You're probably wondering how such anguished and artistic individuals pen such magnificently dark epics, where they got their expressive names, and how you can crank out the same self-pitying drivel, uh, create your own shadowed and unearthly opus. Read this list of handy tips for the proper creation of Darkly Gothic poems. Then choose an appropriate subject from the page of poems, and the Goth-O-MaticTM will help you express your inner angst!
Choose an appropriate gothic moniker by which you wish to be addressed. Feel free to throw a couple of appropriately dark and wicked words together to form something mysterious with which to impress your nonpoetic friends. Adding a color to a predatory bird is still reasonably popular, as is naming yourself after one or two of the notable entities in Hell.
Concepts such as darkness, loss, pain, grief, madness, death, night, and the bloodthirsty undead make good topics for Darkly Gothic poems. You cannot create a Darkly Gothic emotional abyss about how hard your Spanish class is, or how Mom gives you grief for wearing black eye liner, or that stupid Autocorrect.
If you don't know Poe...
Go ahead and let that emotional turmoil draw you into depression. It makes you create better. You can always pull out of it, right? You don't want to commit suicide, but you want to convey that nothing matters. Oh, and don't be that person that goes to schools and starts gunning down innocents; those people have bad coping mechanisms or weird revenge complexes, and they never write good poetry.
Enough said.
Don't worry about how short the lines of your darkly gothic poem are. Feel free to devote every line to a scant few words or even a single word. Remember, solitude makes something stand out by itself, um, well, by definition. Consider the following:
'Falling ever darkly into
the ebon abyss of feral eyes,
screaming against
the groping fingers of your
black obsessive passion:
torment.'
... Wow! Did you feel that torment at the end? We know we did. Hey, entire outpourings of tormented souls have been contained within a couple of fingerspans on the left. The best poems will make you scroll down after only twenty words or so.

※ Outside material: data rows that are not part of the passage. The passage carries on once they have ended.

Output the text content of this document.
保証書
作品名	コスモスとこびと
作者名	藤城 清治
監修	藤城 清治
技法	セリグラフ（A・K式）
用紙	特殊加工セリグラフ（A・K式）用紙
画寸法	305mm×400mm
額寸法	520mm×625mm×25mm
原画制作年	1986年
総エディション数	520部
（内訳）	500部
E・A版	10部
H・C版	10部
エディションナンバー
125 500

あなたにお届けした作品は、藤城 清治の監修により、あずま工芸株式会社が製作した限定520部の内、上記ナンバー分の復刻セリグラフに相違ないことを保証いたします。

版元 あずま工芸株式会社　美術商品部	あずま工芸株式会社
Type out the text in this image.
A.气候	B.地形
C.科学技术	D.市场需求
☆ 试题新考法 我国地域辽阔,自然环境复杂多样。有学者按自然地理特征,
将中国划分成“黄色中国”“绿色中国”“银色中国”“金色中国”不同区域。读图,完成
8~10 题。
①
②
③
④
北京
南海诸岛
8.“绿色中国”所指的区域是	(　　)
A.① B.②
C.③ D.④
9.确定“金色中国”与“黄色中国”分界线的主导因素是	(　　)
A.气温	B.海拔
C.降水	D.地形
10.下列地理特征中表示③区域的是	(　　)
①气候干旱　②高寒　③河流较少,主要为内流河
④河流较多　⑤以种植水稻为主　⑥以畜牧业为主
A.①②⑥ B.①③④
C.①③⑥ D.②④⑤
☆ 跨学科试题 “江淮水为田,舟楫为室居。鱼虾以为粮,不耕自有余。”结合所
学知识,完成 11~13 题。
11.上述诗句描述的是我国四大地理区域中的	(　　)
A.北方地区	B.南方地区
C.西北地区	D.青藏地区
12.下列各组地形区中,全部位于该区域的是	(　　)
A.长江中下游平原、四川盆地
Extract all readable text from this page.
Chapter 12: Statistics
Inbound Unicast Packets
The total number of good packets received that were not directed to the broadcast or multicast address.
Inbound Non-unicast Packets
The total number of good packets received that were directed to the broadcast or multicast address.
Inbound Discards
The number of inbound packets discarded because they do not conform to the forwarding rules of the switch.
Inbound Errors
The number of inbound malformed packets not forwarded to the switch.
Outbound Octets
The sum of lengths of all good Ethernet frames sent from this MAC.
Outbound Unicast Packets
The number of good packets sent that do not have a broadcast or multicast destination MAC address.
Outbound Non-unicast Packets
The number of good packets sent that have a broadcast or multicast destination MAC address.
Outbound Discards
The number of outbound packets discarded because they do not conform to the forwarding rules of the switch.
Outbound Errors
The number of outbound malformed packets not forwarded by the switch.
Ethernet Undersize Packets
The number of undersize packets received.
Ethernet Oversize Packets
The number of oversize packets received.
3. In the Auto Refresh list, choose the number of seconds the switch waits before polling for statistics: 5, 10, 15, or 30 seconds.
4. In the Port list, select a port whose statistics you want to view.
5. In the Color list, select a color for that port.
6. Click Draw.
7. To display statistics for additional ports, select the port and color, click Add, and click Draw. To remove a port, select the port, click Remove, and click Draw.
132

Grab that thesaurus and rape it. The more methods you have of saying the same word over again will mightily improve your wordsmithing. Using little-known words like 'eidolon,' 'inexorable,' 'vitae' or 'etiolated' will give you a depth which not-so-darkly gothic poets will envy.
Go off about that personal angst. Rant in a depressingly deep way about the heartless one who left you alone and barren because you were too depressingly deep. Describe the vision of the ethereal path you have chosen; make sure there's dark fog wisping through it. Display your broken and tattered soul for all to see.
Occasionally stopping and reaching your arms out in the stigmata position helps stretch those creative muscles. Take minor everyday objects (a clock) and make them looming and malicious (a stark, cruel reminder of inevitable mortality, blank and accusing, every second drawing inexorably closer to oblivion).
If you're building a poetry site, or any goth site for that matter, it is imperative that you include any picture of an angel statue or gravemarker you can find. Those weeping Mary ones, or angels with heads bowed, make your poetry that much more painful to read. Ah, I mean convey your pain all the more. If you can combine it with images of dead roses and a few half-melted candles, so much the better.
Of course, one can't always be at one's utmost ghoulish. Sometimes, even the undead can get that pesky writer's (or occasional arterial) block. Be creative! Go to a local cemetery and read the tombstones. Find a large flat one and lie down upon it, reveling in your closeness to the dead. Lock yourself in a darkened room and read H.P. Lovecraft stories to yourself until you sob with horror. The brave even move toward ancient Celtic, or even Runic manuscripts for that special surge of dark energy. Feel free to go to European cathedrals and sit through those Latin choir hymnals with the recorder on. Practice saying everything in Vincent Price's voice.
For a special esoteric flavour that leaves the reader aching, er, moved to their centre, go ahead and spell using the Queen's English. Leaf through that great medieval literature, the ever-popular Anglo-Saxon Chronicle. Use names like Ethelred, Morgoth and Vincegatorix for darkly powerful supernatural entities. Check out a medieval book from the library and write a poem about the torment of translating Middle English while blinking from the blood dripping into your eyes. Let your imbalanced humours bleakly shine!
Every Darkly Gothic Poem need not be written about distant fogs rolling through twilight graveyards (but boy, do those poems taste good). Let the sun bring to light your horrible guilt, your significant other's hypocrisy, and your self-absorbed pity, I mean, your hidden meekness. Let that eye-searing daystar expose your naked insignificance, burning you to your angst-ridden soul.
Wait... no, forget that, I'm sorry. Don't have fun with it. This isn't about fun.